White Fleshed Fruits and Vegetables Cut Stroke Risk in Half

Stroke is the third leading cause of death in America, affecting nearly one million people and taking the lives of 150,000 each year. Researchers publishing in the American Heart Association journal Stroke have found that increased consumption of white fleshy vegetables and fruits such as apples and pears leads to a dramatic decline in both incidence and death from a stroke.

This study is the first to differentiate between different colors in fruits and vegetables and the risk for developing a specific disease or illness. Beneficial phytochemicals such as carotenoids and flavonoids found in the white flesh and skin of apples and pears can dramatically lower your risk of suffering the devastating physical damage caused by a stroke.

Apples and Pears Can Cut Stroke Risk by More Than Fifty Percent
Nutrition scientists have long known that the brightly colored skin and flesh of fruits and vegetables confer the health benefits normally associated with eating these foods. To further examine this link, researchers examined the relationship between fruit and vegetable color group consumption and contrasted with 10-year stroke incidence in a cohort of 20,069 adults, with an average age of 41. Participants were disease free at the outset of the study and were asked to complete a 178-item food frequency questionnaire detailing foods consumed over the past year.

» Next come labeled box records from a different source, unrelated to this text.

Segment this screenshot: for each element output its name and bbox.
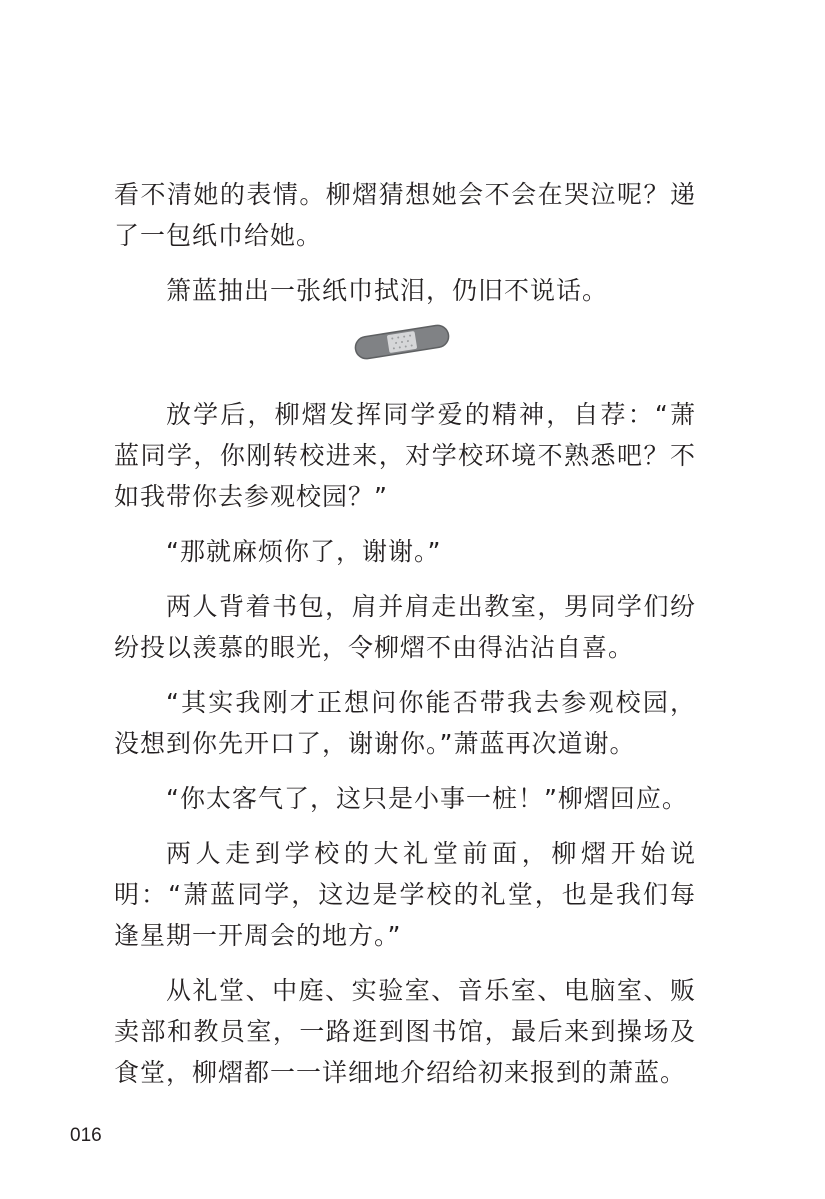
page-number: 016 [70,1125,102,1146]
paragraph: 放学后，柳熠发挥同学爱的精神，自荐：“萧蓝同学，你刚转校进来，对学校环境不熟悉吧？不如我带你去参观校园？” [114,400,696,511]
paragraph: “其实我刚才正想问你能否带我去参观校园，没想到你先开口了，谢谢你。”萧蓝再次道谢。 [114,688,696,758]
paragraph: 两人走到学校的大礼堂前面，柳熠开始说明：“萧蓝同学，这边是学校的礼堂，也是我们每逢星期一开周会的地方。” [114,839,696,950]
bandage-icon [352,320,452,364]
paragraph: 箫蓝抽出一张纸巾拭泪，仍旧不说话。 [166,276,609,305]
paragraph: 两人背着书包，肩并肩走出教室，男同学们纷纷投以羡慕的眼光，令柳熠不由得沾沾自喜。 [114,592,696,662]
paragraph-continued: 看不清她的表情。柳熠猜想她会不会在哭泣呢？递了一包纸巾给她。 [114,180,696,250]
paragraph: “那就麻烦你了，谢谢。” [166,537,442,566]
paragraph: 从礼堂、中庭、实验室、音乐室、电脑室、贩卖部和教员室，一路逛到图书馆，最后来到操场及食堂，柳熠都一一详细地介绍给初来报到的萧蓝。 [114,976,696,1087]
paragraph: “你太客气了，这只是小事一桩！”柳熠回应。 [166,784,688,813]
text-section-top [114,174,696,325]
text-section-main [114,394,696,1107]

Fruit and vegetable consumption was broken into four distinct groups, based on pigment color: Green, including dark leafy vegetables, orange/yellow, mostly citrus fruits, red/purple, mostly red vegetables and white, of which 55 percent were apples and pears. Follow up proceeded for a period of ten years during which time 233 strokes were confirmed. Green, orange/yellow and red/purple varieties of fruits and vegetables were found to have no correlation to stroke incidence.

Fruits and Vegetables of All Colors Needed to Lower Disease Risk
White fleshed fruits and vegetables demonstrated a 52% lower incidence of stroke over the ten-year period when those consuming the highest amounts were compared to the group with the lowest intake. The researchers found that each 25 gram per day increase in white fruits and vegetable consumption was associated with a 9 percent lower risk of stroke (the average apple is 120 grams).

The lead study author from Wageningen University in the Netherlands concluded “To prevent stroke, it may be useful to consume considerable amounts of white fruits and vegetables… For example, eating one apple a day is an easy way to increase white fruits and vegetable intake.” Apples and pears are high in a nutrient known as quercetin and fiber that may convey part of the stroke risk reduction. It`s critical to eat a diet packed with fruits and vegetables of all colors to take advantage of the unique disease-fighting characteristics to be uncovered for a multitude of different carotenoids and flavonoids in future research studies.